Friday, February 1, 2008

for your consideration: drug-hazed, flu-addled, sleep-deprived blogrant

i am neither awake nor asleep, just floating. and beginning to suspect that i am now one a bonified insomniac... or at least person-with-unusual-sleep-habits, which i am considering patenting as a disorder, called PWUSH, and subsequently marketing an appropriate cure/palliative/placebo.

convinced of at least one thing: there really is no rest for the wicked.

was up late battling bureaucrats and patriarchy, as well as what i am coming to suspect is a 24 to 48 hour flu (which i'm not ruling out as unconnected w/ said bureaucrats and patriarchs). am now up early (6 am) for similar reasons. after many hours of lying exhausted-but-unsleeping in bed, buzzing with a few extra doses of cough syrup whose drowsiness warnings are beginning to sound like idle threats, one has to get up and choose one of several options:

- reading old susan sontag essays (like bed-time stories for the aspiring bien-pensant)
- watching youtube videos of other people who are likely to empathize, themselves bearing the same computer-screen-frosted look and dishevelled appearance, and ranting about whatever it is that keeps them up at night... see davis fleetwood, a fave example of someone who clearly doesn't sleep and may or may not subsist on newspapers he devours after reading the day's headlines).
- or return after many weeks of neglecting your blog, and post something.

i have chosen option three: (prescription) drug-hazed, flu-addled, sleep-deprived blogrant.

today's topic: activism (surprise)

in case you don't know, i have been an activist for the past several years, wreaking havoc with a fine organization called the miss g project for equity in education. it's a grassroots collective that a few friends and i started when we realized that all the sexist, homophobic, racist, classist, etc. shit that goes on in high schools doesn't have to be that way. in fact, it should really be the *object* of education to see that the opposite happens: that schools are safe, inclusive, and equitable learning environments so that all students can access their right to public education.

from our experience, it was clear that this was not the case. quite the contrary: schools are generally scary, horrible dens of violence rooted in historical oppressions that most students have neither the space nor the language by which to discuss or challenge them. if education isn't providing students with these things... what is it doing?

our solution: lobby the ministry of education to include a women's and gender studies course in the ontario secondary school curriculum. revolutionary? yes. unprecedented? no. why: why not? outcome: giving students access to important feminist knowledges that have otherwise been left out of the current provincial curriculum (aside from locally-developed courses, which are awesome, but which few teachers have the time or energy to design, even if they have the will and know-how). other important benefits: justice, prevention of sexual and gender-based violence, a richer understanding of the human experience, critical analytical skills and knowledges that students take with them throughout their academic and non-academic lives. oh, and quite possibly, the end of patriarchy. (and for people still in feminism 101: that means everybody wins - yes, even you, rich, white men. giving up some of your privilege won't kill you, i promise.)

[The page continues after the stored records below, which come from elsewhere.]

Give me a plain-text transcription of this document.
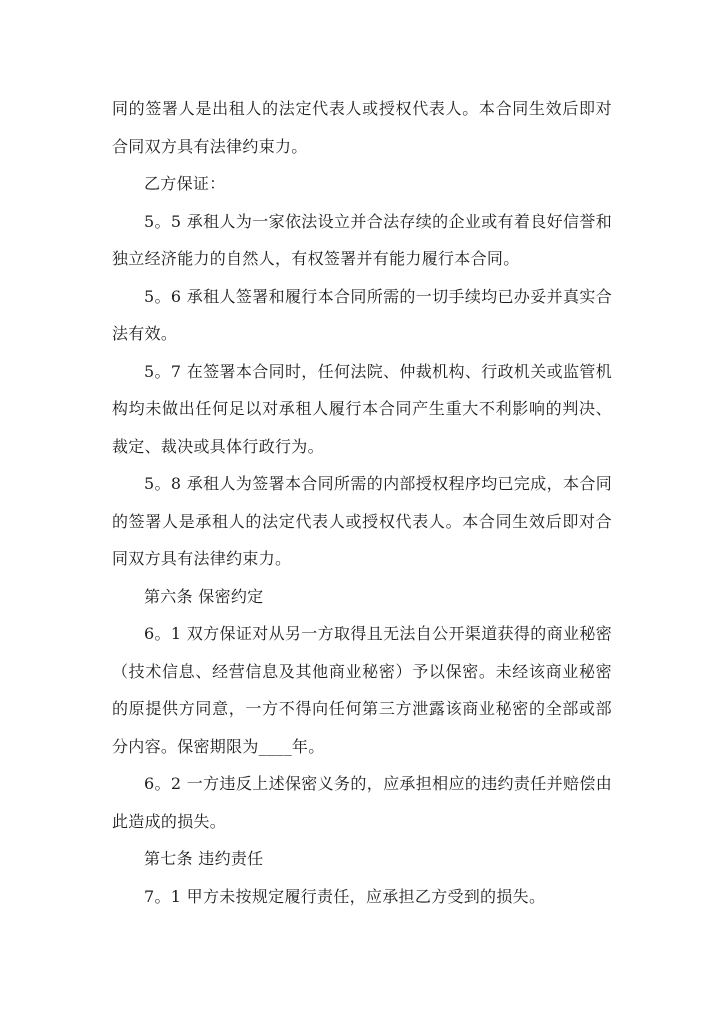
同的签署人是出租人的法定代表人或授权代表人。本合同生效后即对合同双方具有法律约束力。

乙方保证：

5。5 承租人为一家依法设立并合法存续的企业或有着良好信誉和独立经济能力的自然人，有权签署并有能力履行本合同。

5。6 承租人签署和履行本合同所需的一切手续均已办妥并真实合法有效。

5。7 在签署本合同时，任何法院、仲裁机构、行政机关或监管机构均未做出任何足以对承租人履行本合同产生重大不利影响的判决、裁定、裁决或具体行政行为。

5。8 承租人为签署本合同所需的内部授权程序均已完成，本合同的签署人是承租人的法定代表人或授权代表人。本合同生效后即对合同双方具有法律约束力。

第六条 保密约定

6。1 双方保证对从另一方取得且无法自公开渠道获得的商业秘密（技术信息、经营信息及其他商业秘密）予以保密。未经该商业秘密的原提供方同意，一方不得向任何第三方泄露该商业秘密的全部或部分内容。保密期限为____年。

6。2 一方违反上述保密义务的，应承担相应的违约责任并赔偿由此造成的损失。

第七条 违约责任

7。1 甲方未按规定履行责任，应承担乙方受到的损失。
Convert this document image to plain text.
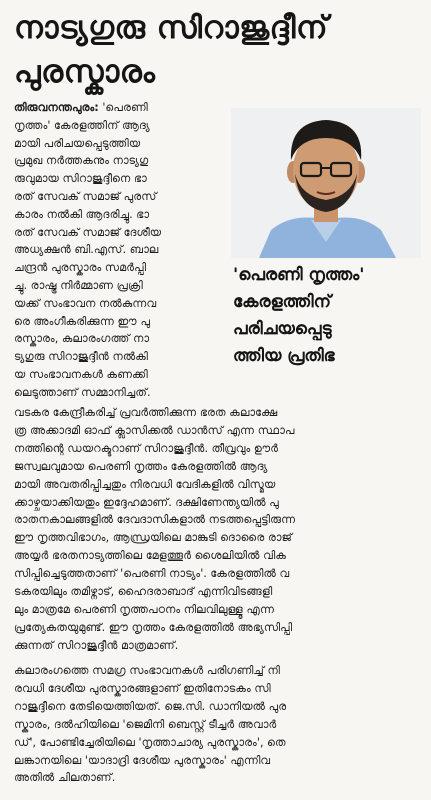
നാട്യഗുരു സിറാജുദ്ദീന്
പുരസ്കാരം
'പെരണി നൃത്തം'
കേരളത്തിന്
പരിചയപ്പെടു
ത്തിയ പ്രതിഭ
തിരുവനന്തപുരം: 'പെരണി
നൃത്തം' കേരളത്തിന് ആദ്യ
മായി പരിചയപ്പെടുത്തിയ
പ്രമുഖ നർത്തകനും നാട്യഗു
രുവുമായ സിറാജുദ്ദീനെ ഭാ
രത് സേവക് സമാജ് പുരസ്
കാരം നൽകി ആദരിച്ചു. ഭാ
രത് സേവക് സമാജ് ദേശീയ
അധ്യക്ഷൻ ബി.എസ്. ബാല
ചന്ദ്രൻ പുരസ്കാരം സമർപ്പി
ച്ചു. രാഷ്ട്ര നിർമ്മാണ പ്രക്രി
യക്ക് സംഭാവന നൽകുന്നവ
രെ അംഗീകരിക്കുന്ന ഈ പു
രസ്കാരം, കലാരംഗത്ത് നാ
ട്യഗുരു സിറാജുദ്ദീൻ നൽകി
യ സംഭാവനകൾ കണക്കി
ലെടുത്താണ് സമ്മാനിച്ചത്.
വടകര കേന്ദ്രീകരിച്ച് പ്രവർത്തിക്കുന്ന ഭരത കലാക്ഷേ
ത്ര അക്കാദമി ഓഫ് ക്ലാസിക്കൽ ഡാൻസ് എന്ന സ്ഥാപ
നത്തിന്റെ ഡയറക്ടറാണ് സിറാജുദ്ദീൻ. തീവ്രവും ഊർ
ജസ്വലവുമായ പെരണി നൃത്തം കേരളത്തിൽ ആദ്യ
മായി അവതരിപ്പിച്ചതും നിരവധി വേദികളിൽ വിസ്മയ
ക്കാഴ്ചയാക്കിയതും ഇദ്ദേഹമാണ്. ദക്ഷിണേന്ത്യയിൽ പു
രാതനകാലങ്ങളിൽ ദേവദാസികളാൽ നടത്തപ്പെട്ടിരുന്ന
ഈ നൃത്തവിഭാഗം, ആന്ധ്രയിലെ മാങ്കുടി ദൊരൈ രാജ്
അയ്യർ ഭരതനാട്യത്തിലെ മേളത്തൂർ ശൈലിയിൽ വിക
സിപ്പിച്ചെടുത്തതാണ് 'പെരണി നാട്യം'. കേരളത്തിൽ വ
ടകരയിലും തമിഴ്നാട്, ഹൈദരാബാദ് എന്നിവിടങ്ങളി
ലും മാത്രമേ പെരണി നൃത്തപഠനം നിലവിലുള്ളൂ എന്ന
പ്രത്യേകതയുമുണ്ട്. ഈ നൃത്തം കേരളത്തിൽ അഭ്യസിപ്പി
ക്കുന്നത് സിറാജുദ്ദീൻ മാത്രമാണ്.
കലാരംഗത്തെ സമഗ്ര സംഭാവനകൾ പരിഗണിച്ച് നി
രവധി ദേശീയ പുരസ്കാരങ്ങളാണ് ഇതിനോടകം സി
റാജുദ്ദീനെ തേടിയെത്തിയത്. ജെ.സി. ഡാനിയൽ പുര
സ്കാരം, ദൽഹിയിലെ 'ജെമിനി ബെസ്റ്റ് ടീച്ചർ അവാർ
ഡ്', പോണ്ടിച്ചേരിയിലെ 'നൃത്താചാര്യ പുരസ്കാരം', തെ
ലങ്കാനയിലെ 'യാദാദ്രി ദേശീയ പുരസ്കാരം' എന്നിവ
അതിൽ ചിലതാണ്.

i am up tonight because over the course of three years working towards this goal with these outcomes in mind; after having proven that a wide-spread demand exists throughout the province through the hundreds of emails, postcards, and letters the ministry has received supporting our cause; after having busted our asses to raise awareness, host events, call and email and call and email everyone we know again and again... the ministry of education has still not met our demand.

this, even though we have been told by the minister of education, herself, that this project is "the most effective lobby effort the ministry has seen in recent years."

i am up tonight dissillusioned w/ our supposedly 'democratic' processes. wondering why it is that the government can so blithely, so calmly dismiss this on-going public outcry. call, email, write, scream, rant though they might, the citizens of ontario are not being heard.

i am up, also, amazed at how little society acknowledges the work of activists. amazed as i remember my high school lessons on 'government' represented by two bodies: the electorate and the elected. never mentioned was that vital, tireless, sleepless body in between: the people who make sure that the elected do what it is they were elected to do. without these people, without activists, democracy would not function. and yet, if they are not rendered invisible, they are caricatured as "hippies" (cue image of stereotypical white boy w/ dreadlocks and placard), reviled and dismissed as "idealists," "dreamers," and (remarkably) "lazy."

if this doesn't prove how intellectually-impoverished and conservative mainstream society has become, i don't know what does. most activists hover perilously between idealism and extreem pessimism, are not dreadlocked whiteboys... and as for this 'hippie,' i only dream when i sleep, which i can assure you is not very often.

1 comment:

Feminist Catalyst said...

Oh feminist-one. Saddened to see (or rather, read) you so discouraged.

Know that us O-Town folks are still carrying on the fight. There is solidarity in these hills.